If, as the Court of Appeals held and as the Comptroller does not
now contest, there was such failure to explain administrative
action as to frustrate effective
Page 411 U. S. 143
judicial review, the remedy was not to hold a
de novo
hearing but, as contemplated by
Overton Park, to obtain
from the agency, either through affidavits or testimony, such
additional explanation of the reasons for the agency decision as
may prove necessary. We add a caveat, however. Unlike
Overton
Park, in the present case, there was contemporaneous
explanation of the agency decision. The explanation may have been
curt, but it surely indicated the determinative reason for the
final action taken: the finding that a new bank was an uneconomic
venture in light of the banking needs and the banking services
already available in the surrounding community. The validity of the
Comptroller's action must, therefore, stand or fall on the
propriety of that finding, judged, of course, by the appropriate
standard of review. If that finding is not sustainable on the
administrative record made, then the Comptroller's decision must be
vacated, and the matter remanded to him for further consideration.
See SEC v. Chenery Corp., 318 U. S.
80 (1943). It is in this context that the Court of
Appeals should determine whether and to what extent, in the light
of the administrative record, further explanation is necessary to a
proper assessment of the agency's decision.

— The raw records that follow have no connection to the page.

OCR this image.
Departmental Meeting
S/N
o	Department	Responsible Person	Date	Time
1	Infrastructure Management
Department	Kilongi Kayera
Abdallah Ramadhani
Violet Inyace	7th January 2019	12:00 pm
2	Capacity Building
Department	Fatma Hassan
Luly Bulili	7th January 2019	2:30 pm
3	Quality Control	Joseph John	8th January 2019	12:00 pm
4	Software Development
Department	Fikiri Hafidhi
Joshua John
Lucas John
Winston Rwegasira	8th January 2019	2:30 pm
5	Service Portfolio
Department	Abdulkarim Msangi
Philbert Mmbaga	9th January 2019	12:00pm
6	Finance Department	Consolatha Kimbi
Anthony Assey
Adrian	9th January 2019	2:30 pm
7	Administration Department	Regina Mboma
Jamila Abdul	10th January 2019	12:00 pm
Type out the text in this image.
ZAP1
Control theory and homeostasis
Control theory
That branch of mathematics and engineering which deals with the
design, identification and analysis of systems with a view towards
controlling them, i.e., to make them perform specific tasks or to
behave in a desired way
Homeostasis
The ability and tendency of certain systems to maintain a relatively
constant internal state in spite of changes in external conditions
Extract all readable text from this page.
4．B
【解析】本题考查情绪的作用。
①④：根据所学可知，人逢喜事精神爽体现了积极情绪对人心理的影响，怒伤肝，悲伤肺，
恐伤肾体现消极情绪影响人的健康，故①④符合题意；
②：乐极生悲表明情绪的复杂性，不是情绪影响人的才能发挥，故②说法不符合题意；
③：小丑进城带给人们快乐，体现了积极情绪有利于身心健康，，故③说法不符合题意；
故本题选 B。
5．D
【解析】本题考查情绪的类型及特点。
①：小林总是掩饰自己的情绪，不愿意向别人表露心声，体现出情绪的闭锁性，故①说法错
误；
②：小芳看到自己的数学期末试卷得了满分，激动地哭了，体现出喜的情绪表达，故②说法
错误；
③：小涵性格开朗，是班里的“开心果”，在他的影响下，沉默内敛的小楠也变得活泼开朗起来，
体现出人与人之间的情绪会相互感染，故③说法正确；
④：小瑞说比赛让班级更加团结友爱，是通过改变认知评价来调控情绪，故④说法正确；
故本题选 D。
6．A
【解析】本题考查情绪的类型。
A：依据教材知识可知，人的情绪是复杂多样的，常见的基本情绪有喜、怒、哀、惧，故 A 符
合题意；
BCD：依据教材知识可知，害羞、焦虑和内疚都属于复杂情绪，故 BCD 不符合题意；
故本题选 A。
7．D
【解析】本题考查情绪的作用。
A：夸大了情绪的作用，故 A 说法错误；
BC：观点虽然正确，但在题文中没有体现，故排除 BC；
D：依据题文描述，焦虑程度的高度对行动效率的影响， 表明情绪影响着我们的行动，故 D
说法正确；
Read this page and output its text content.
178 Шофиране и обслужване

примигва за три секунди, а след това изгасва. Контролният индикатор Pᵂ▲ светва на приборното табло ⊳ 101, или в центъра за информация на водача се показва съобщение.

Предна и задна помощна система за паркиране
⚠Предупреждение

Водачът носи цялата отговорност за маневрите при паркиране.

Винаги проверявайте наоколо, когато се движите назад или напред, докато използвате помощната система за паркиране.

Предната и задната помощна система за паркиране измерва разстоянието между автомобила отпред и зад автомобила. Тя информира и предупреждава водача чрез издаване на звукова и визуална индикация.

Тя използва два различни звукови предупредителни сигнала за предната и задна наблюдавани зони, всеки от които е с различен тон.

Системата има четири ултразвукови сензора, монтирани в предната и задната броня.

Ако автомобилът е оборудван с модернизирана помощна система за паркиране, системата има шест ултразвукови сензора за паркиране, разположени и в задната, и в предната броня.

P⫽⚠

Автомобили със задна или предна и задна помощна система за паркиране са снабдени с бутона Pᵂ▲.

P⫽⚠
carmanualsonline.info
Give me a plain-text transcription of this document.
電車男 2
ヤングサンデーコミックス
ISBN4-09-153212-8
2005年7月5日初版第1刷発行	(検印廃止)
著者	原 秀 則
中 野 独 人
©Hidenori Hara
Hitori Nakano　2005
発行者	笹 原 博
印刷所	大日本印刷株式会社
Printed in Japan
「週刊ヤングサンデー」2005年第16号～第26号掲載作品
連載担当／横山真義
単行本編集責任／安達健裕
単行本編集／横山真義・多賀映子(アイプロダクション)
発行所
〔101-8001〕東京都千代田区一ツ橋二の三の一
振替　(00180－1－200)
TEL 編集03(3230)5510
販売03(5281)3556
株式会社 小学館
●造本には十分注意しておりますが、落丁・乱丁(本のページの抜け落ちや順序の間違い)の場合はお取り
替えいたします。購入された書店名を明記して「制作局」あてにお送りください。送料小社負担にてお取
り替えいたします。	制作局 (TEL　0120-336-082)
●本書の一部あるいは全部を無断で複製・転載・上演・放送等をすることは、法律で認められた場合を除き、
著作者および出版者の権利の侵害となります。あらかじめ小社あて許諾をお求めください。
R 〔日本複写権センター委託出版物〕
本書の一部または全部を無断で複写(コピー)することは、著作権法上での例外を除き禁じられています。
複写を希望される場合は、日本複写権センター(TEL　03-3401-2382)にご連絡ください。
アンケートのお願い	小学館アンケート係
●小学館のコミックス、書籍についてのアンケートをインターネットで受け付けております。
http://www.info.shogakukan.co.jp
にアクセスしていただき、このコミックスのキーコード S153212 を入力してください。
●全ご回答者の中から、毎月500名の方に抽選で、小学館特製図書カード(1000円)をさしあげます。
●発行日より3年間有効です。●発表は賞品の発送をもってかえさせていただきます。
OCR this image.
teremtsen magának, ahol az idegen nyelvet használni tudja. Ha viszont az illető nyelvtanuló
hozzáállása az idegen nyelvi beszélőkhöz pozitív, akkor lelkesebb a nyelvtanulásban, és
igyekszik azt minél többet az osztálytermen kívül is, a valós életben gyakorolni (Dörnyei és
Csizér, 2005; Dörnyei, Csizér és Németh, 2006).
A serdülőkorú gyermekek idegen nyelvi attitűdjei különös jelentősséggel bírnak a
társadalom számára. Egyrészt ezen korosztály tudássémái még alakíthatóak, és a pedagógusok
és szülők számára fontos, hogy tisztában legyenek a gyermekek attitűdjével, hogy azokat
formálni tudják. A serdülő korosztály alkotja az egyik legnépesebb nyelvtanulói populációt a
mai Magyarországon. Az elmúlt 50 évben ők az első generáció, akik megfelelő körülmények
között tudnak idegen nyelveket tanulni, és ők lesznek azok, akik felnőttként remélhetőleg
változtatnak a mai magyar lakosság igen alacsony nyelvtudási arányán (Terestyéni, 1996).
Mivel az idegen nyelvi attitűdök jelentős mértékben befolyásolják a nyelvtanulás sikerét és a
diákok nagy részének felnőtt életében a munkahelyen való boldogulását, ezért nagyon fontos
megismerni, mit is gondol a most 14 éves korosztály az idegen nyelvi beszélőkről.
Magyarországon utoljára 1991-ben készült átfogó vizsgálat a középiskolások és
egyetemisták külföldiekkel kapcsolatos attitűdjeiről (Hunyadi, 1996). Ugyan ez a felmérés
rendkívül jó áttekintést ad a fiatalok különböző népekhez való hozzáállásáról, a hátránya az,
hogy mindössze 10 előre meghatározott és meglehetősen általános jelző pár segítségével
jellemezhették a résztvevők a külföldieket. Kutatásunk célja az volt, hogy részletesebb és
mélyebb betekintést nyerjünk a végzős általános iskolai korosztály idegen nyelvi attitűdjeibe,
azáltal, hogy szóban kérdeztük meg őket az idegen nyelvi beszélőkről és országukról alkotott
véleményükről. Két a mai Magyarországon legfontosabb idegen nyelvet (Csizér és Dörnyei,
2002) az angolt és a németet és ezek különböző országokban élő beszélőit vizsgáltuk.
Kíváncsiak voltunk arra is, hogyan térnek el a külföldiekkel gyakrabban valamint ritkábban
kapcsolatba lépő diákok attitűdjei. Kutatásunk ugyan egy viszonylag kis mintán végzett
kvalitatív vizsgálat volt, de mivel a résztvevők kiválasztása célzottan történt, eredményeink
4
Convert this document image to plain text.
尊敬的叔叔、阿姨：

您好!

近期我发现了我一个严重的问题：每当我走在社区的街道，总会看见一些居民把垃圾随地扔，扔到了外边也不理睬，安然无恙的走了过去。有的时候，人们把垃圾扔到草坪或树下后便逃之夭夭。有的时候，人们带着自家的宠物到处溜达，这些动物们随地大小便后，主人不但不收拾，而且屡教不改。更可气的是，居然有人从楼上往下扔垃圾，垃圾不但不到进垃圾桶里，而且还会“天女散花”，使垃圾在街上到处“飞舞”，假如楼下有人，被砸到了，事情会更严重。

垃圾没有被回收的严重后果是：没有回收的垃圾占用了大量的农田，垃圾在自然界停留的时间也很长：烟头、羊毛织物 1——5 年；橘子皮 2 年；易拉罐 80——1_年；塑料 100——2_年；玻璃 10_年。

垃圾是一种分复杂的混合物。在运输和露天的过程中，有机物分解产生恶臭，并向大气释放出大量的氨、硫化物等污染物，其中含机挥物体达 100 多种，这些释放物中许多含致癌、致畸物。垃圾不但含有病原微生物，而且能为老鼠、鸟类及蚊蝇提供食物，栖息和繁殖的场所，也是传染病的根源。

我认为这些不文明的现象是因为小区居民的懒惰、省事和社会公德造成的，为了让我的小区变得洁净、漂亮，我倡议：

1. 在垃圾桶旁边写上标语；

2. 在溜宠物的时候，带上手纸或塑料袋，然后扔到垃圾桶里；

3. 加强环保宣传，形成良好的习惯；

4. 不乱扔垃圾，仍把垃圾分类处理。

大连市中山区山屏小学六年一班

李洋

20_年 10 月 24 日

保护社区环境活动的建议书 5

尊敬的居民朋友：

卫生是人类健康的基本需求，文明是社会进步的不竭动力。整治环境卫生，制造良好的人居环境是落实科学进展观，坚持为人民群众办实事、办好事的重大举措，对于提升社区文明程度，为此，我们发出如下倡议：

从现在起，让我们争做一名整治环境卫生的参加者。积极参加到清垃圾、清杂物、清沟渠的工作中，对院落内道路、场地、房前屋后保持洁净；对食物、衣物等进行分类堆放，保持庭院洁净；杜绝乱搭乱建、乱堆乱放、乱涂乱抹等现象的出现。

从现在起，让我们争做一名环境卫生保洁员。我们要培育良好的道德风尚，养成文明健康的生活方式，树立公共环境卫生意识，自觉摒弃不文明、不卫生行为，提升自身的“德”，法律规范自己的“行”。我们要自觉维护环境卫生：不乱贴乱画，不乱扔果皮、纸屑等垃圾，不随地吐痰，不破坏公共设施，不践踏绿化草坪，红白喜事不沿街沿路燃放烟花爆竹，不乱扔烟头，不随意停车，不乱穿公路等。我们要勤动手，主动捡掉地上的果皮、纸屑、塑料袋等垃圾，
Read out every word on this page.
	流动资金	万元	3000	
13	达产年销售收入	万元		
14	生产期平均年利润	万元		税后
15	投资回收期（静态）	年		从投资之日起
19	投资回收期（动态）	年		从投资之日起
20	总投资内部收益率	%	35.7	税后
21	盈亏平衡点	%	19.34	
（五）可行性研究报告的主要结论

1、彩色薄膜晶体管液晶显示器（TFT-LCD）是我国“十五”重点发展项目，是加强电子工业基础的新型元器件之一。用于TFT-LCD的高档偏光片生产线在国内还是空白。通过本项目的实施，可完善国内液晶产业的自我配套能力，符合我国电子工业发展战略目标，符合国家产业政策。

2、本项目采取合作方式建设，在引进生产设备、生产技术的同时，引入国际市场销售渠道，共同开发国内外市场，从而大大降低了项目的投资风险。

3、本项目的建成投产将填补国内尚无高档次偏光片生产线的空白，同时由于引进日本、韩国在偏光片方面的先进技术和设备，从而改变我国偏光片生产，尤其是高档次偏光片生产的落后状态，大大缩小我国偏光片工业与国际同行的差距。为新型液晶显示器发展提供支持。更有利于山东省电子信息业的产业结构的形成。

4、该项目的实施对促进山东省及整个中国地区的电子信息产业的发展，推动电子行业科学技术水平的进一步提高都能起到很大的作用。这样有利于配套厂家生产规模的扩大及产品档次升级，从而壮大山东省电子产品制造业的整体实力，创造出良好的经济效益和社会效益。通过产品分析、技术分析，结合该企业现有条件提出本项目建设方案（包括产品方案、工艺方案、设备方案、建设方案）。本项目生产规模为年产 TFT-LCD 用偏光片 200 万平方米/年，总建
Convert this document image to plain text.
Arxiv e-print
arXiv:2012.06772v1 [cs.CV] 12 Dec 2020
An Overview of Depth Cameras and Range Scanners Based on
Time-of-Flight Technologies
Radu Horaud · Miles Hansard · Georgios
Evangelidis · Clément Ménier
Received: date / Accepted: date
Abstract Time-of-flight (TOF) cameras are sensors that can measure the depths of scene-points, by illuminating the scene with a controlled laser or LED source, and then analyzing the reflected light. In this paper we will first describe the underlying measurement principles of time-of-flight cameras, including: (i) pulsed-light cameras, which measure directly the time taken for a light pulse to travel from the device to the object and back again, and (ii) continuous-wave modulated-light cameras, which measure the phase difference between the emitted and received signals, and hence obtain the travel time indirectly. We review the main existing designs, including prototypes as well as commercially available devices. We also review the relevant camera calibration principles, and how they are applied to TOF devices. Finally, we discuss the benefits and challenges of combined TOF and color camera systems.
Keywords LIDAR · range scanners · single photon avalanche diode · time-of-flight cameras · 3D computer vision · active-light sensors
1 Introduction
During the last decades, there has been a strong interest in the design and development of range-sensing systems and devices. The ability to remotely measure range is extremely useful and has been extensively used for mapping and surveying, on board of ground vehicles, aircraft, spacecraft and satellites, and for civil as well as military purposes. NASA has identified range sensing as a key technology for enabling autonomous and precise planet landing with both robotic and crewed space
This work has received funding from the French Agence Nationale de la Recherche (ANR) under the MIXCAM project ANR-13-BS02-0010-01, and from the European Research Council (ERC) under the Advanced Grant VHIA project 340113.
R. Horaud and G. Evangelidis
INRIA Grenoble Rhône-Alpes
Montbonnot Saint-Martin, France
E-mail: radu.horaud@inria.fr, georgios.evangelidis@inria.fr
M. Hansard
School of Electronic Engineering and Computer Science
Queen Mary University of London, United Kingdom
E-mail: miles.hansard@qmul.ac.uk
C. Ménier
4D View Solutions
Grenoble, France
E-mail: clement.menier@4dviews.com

The petition for certiorari is granted, the judgment of the
Court of Appeals is vacated, and the case is remanded for further
proceedings consistent with this opinion.
It is so ordered.
[
Footnote 1]
See 12 CFR § 4.12(d) (1967). The regulations were
amended in 1971, 36 Fed.Reg. 5051. For the present regulation,
see 12 CFR § 5.4 (1972).
[
Footnote 2]
The letter reads in part:
"On each application, we endeavor to develop the need and
convenience factors in conjunction with all other banking factors,
and, in this case, we were unable to reach a favorable conclusion
as to the need factor. The record reflects that this market area is
now served by the Peoples Bank, with deposits of $7.2MM, The Bank
of Hartsville, with deposits of $12.8MM, The First Federal Savings
and Loan Association, with deposits of $5.4MM, The Mutual Savings
and Loan Association, with deposits of $8.2MM, and the Sonoco
Employees Credit Union, with deposits of $6.5MM. The aforementioned
are as of December 31, 1968."
[
Footnote 3]
Title 12 U.S.C. § 26 contemplates a wide-ranging
ex
parte investigation; it reads as follows:
"
Comptroller to determine if association can commence
business."
"Whenever a certificate is transmitted to the Comptroller of the
Currency, as provided in this chapter, and the association
transmitting the same notifies the comptroller that all of its
capital stock has been duly paid in, and that such association has
complied with all the provisions of this chapter required to be
complied with before an association shall be authorized to commence
the business of banking,
the comptroller shall examine into the
condition of such association, ascertain especially the amount of
money paid in on account of its capital, the name and place of
residence of each of its directors, and the amount of the capital
stock of which each is the owner in good faith, and generally
whether such association has complied with all the provisions of
this chapter required to entitle it to engage in the business of
banking, and shall cause to be made and attested by the oaths
of a majority of the directors, and by the president or cashier of
the association, a statement of all the facts necessary to enable
the comptroller to determine whether the association is lawfully
entitled to commence the business of banking."
(Emphasis added.)
As to the APA, its requirement of a written statement of
"findings and conclusions, and the reasons or basis therefor" (5
U.S.C. § 557(c)(3)(A)), applies only to rulemaking proceedings
(§ 553) and to adjudications "required by statute to be
determined on the record after opportunity for an agency hearing"
(§ 554(a)). By it terms, then, the APA's requirement of formal
findings is not relevant, since the National Bank Act plainly does
not require agency hearings on applications for new banks.